Партия считала церковь движущей силой подобных проявлений народной религиозности, но фактически кампания по борьбе с суевериями велась на том поле, где интересы государства совпадали с интересами церкви
354. 10 сентября 1958 г., перед тем как информация о начале новой антирелигиозной кампании стала достоянием общественности и еще до того, как партия и правительство приняли секретные постановления, Карпова направили в Одессу для встречи с патриархом Алексием
355. Карпову было дано поручение деликатного свойства: проинформировать патриарха о начинающейся кампании и заручиться его содействием, но в то же время заверить, что государство по-прежнему будет поддерживать «нормальные» отношения с церковью. Тем не менее когда Карпов проинформировал патриарха о намерении партийного руководства закрыть Киево-Печерскую лавру, патриарх пригрозил уйти в отставку – а такой ход событий был бы совершенно неприемлем для Совета по делам РПЦ, который всегда следил за реакцией зарубежной общественности на положение религии в СССР. Карпов был вынужден разрядить напряженную обстановку и заверить патриарха, что у того «нет оснований… сомневаться в искренности отношений [государства] к нему», а затем перевел разговор на тему, по которой они могли достичь компромисса: о мерах по искоренению суеверий.

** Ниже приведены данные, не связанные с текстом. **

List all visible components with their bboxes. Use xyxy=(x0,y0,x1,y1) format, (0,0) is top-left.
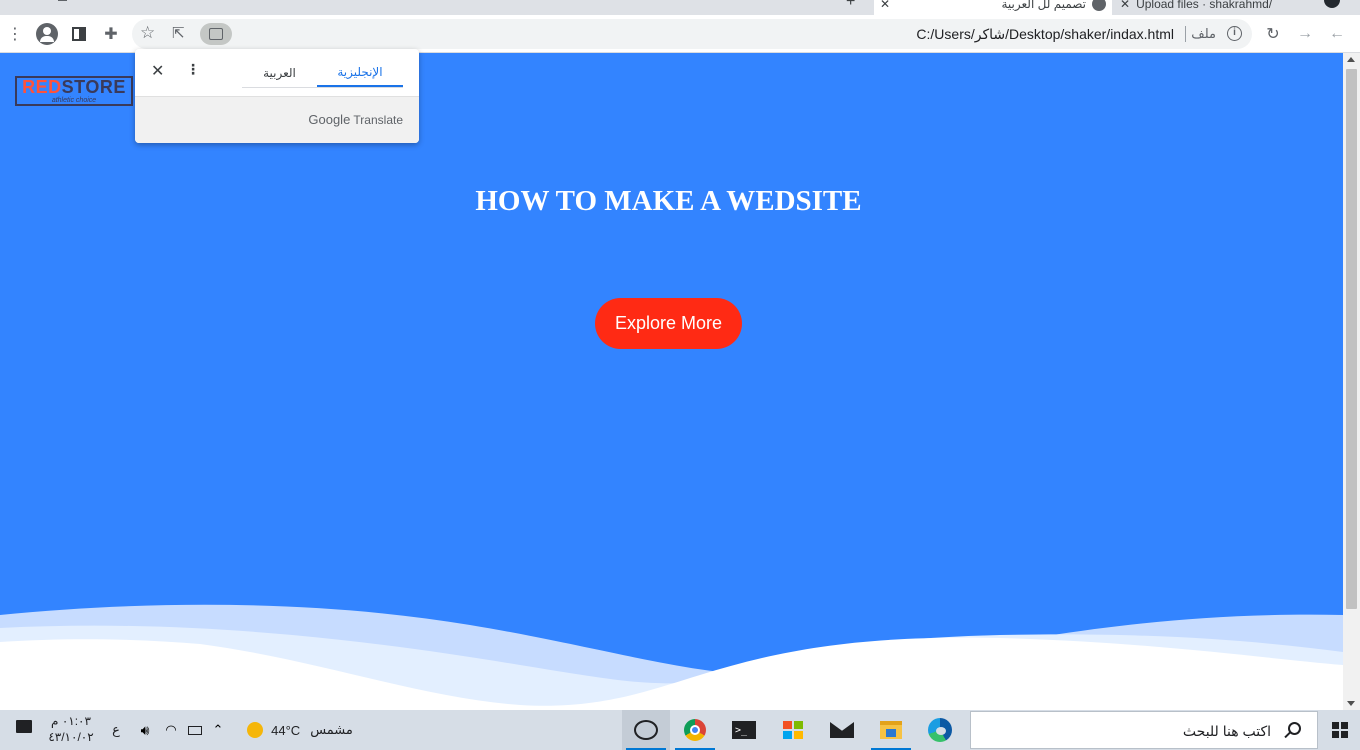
close-icon[interactable]: ✕ xyxy=(151,61,164,81)
new-tab-icon[interactable]: + xyxy=(846,0,855,11)
translate-icon[interactable] xyxy=(200,23,232,45)
hero-title: HOW TO MAKE A WEDSITE xyxy=(475,185,862,217)
address-separator xyxy=(1185,26,1186,42)
explore-more-button[interactable]: Explore More xyxy=(595,298,742,349)
web-page: REDSTORE athletic choice HOW TO MAKE A W… xyxy=(0,53,1343,710)
reload-icon[interactable]: ↻ xyxy=(1262,23,1284,45)
close-tab-icon[interactable]: ✕ xyxy=(1120,0,1130,11)
logo-tagline: athletic choice xyxy=(51,97,97,104)
clock-time: ٠١:٠٣ م xyxy=(51,714,91,728)
scroll-down-arrow-icon[interactable] xyxy=(1347,701,1355,706)
terminal-icon[interactable]: >_ xyxy=(720,710,768,750)
tab-active[interactable]: ✕ تصميم لل العربية xyxy=(874,0,1112,15)
volume-icon[interactable]: 🔊︎ xyxy=(134,710,156,750)
search-icon xyxy=(1288,722,1301,735)
notifications-icon[interactable] xyxy=(16,720,36,740)
photos-app-icon[interactable] xyxy=(622,710,670,750)
close-tab-icon[interactable]: ✕ xyxy=(880,0,890,11)
chrome-icon[interactable] xyxy=(671,710,719,750)
logo-red-text: RED xyxy=(22,77,62,97)
address-bar[interactable]: ☆ ⇱ C:/Users/شاكر/Desktop/shaker/indax.h… xyxy=(132,19,1252,49)
sun-icon xyxy=(247,722,264,738)
extensions-icon[interactable]: ✚ xyxy=(100,23,122,45)
tab-divider xyxy=(242,87,403,88)
file-explorer-icon[interactable] xyxy=(867,710,915,750)
tab-source-language[interactable]: الإنجليزية xyxy=(317,59,403,87)
share-icon[interactable]: ⇱ xyxy=(172,24,185,42)
battery-icon[interactable] xyxy=(184,710,206,750)
weather-widget[interactable]: 44°C مشمس xyxy=(240,710,360,750)
address-url[interactable]: C:/Users/شاكر/Desktop/shaker/indax.html xyxy=(916,26,1174,43)
address-scheme-label: ملف xyxy=(1191,26,1216,41)
more-options-icon[interactable]: ⋮ xyxy=(186,61,200,78)
chevron-up-icon[interactable]: ⌃ xyxy=(208,710,228,750)
maximize-icon[interactable] xyxy=(58,0,67,1)
tab-label: تصميم لل العربية xyxy=(1001,0,1087,11)
weather-temperature: 44°C xyxy=(271,722,301,738)
github-icon xyxy=(1324,0,1340,8)
minimize-icon[interactable]: — xyxy=(8,0,18,5)
site-info-icon[interactable]: i xyxy=(1227,26,1242,41)
search-placeholder: اكتب هنا للبحث xyxy=(1182,723,1271,739)
translate-footer: Google Translate xyxy=(135,96,419,143)
scroll-up-arrow-icon[interactable] xyxy=(1347,57,1355,62)
tab-favicon-icon xyxy=(1092,0,1106,11)
edge-icon[interactable] xyxy=(916,710,964,750)
system-clock[interactable]: ٠١:٠٣ م ٤٣/١٠/٠٢ xyxy=(44,713,98,745)
browser-toolbar: ⋮ ✚ ☆ ⇱ C:/Users/شاكر/Desktop/shaker/ind… xyxy=(0,15,1360,53)
translate-popup: ✕ ⋮ العربية الإنجليزية Google Translate xyxy=(135,49,419,143)
windows-taskbar: ٠١:٠٣ م ٤٣/١٠/٠٢ ع 🔊︎ ◠ ⌃ 44°C مشمس >_ ا… xyxy=(0,710,1360,750)
store-icon[interactable] xyxy=(769,710,817,750)
weather-label: مشمس xyxy=(310,722,353,737)
scrollbar-thumb[interactable] xyxy=(1346,69,1357,609)
profile-icon[interactable] xyxy=(36,23,58,45)
tab-upload-files[interactable]: ✕ Upload files · shakrahmd/ xyxy=(1114,0,1314,15)
start-button[interactable] xyxy=(1320,710,1360,750)
site-logo[interactable]: REDSTORE athletic choice xyxy=(15,76,133,106)
logo-store-text: STORE xyxy=(61,77,126,97)
back-icon[interactable]: → xyxy=(1294,23,1316,45)
windows-logo-icon xyxy=(1332,722,1348,738)
page-scrollbar[interactable] xyxy=(1343,53,1360,710)
forward-icon[interactable]: ← xyxy=(1326,23,1348,45)
mail-icon[interactable] xyxy=(818,710,866,750)
tab-label: Upload files · shakrahmd/ xyxy=(1136,0,1273,11)
screen: — + ✕ تصميم لل العربية ✕ Upload files · … xyxy=(0,0,1360,750)
keyboard-language[interactable]: ع xyxy=(108,710,124,750)
tab-strip: — + ✕ تصميم لل العربية ✕ Upload files · … xyxy=(0,0,1360,15)
side-panel-icon[interactable] xyxy=(68,23,90,45)
menu-icon[interactable]: ⋮ xyxy=(4,23,26,45)
wifi-icon[interactable]: ◠ xyxy=(160,710,182,750)
bookmark-star-icon[interactable]: ☆ xyxy=(140,23,155,43)
tab-target-language[interactable]: العربية xyxy=(242,59,317,87)
clock-date: ٤٣/١٠/٠٢ xyxy=(48,730,94,744)
wave-decoration xyxy=(0,604,1343,710)
taskbar-search[interactable]: اكتب هنا للبحث xyxy=(970,711,1318,749)
google-translate-brand: Google Translate xyxy=(308,112,403,127)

Карпов попросил патриарха заняться проблемой так называемых «кликуш» – этот термин использовался в отношении верующих женщин, которые считались одержимыми демонами; кликуши были постоянным явлением в жизни православной церкви
356. Докладывая об этой встрече, Карпов отметил, что хотя патриарх оценил ситуацию вокруг Киево-Печерской лавры как «сложную», он сказал Карпову, что церковь считает кликушество формой суеверия, и отозвался о кликушах как о «шарлатанках», «жулье» и «беснующихся больных людях». Поскольку церковь считала суеверие грехом и «плодом невежества», патриарх заверил Карпова, что он уже дал указания священникам, чтобы те не совершали молебствий у любых «так называемых „святых“ деревьев, колодцев, родников, ключей», и что он даст также указания относительно кликушества.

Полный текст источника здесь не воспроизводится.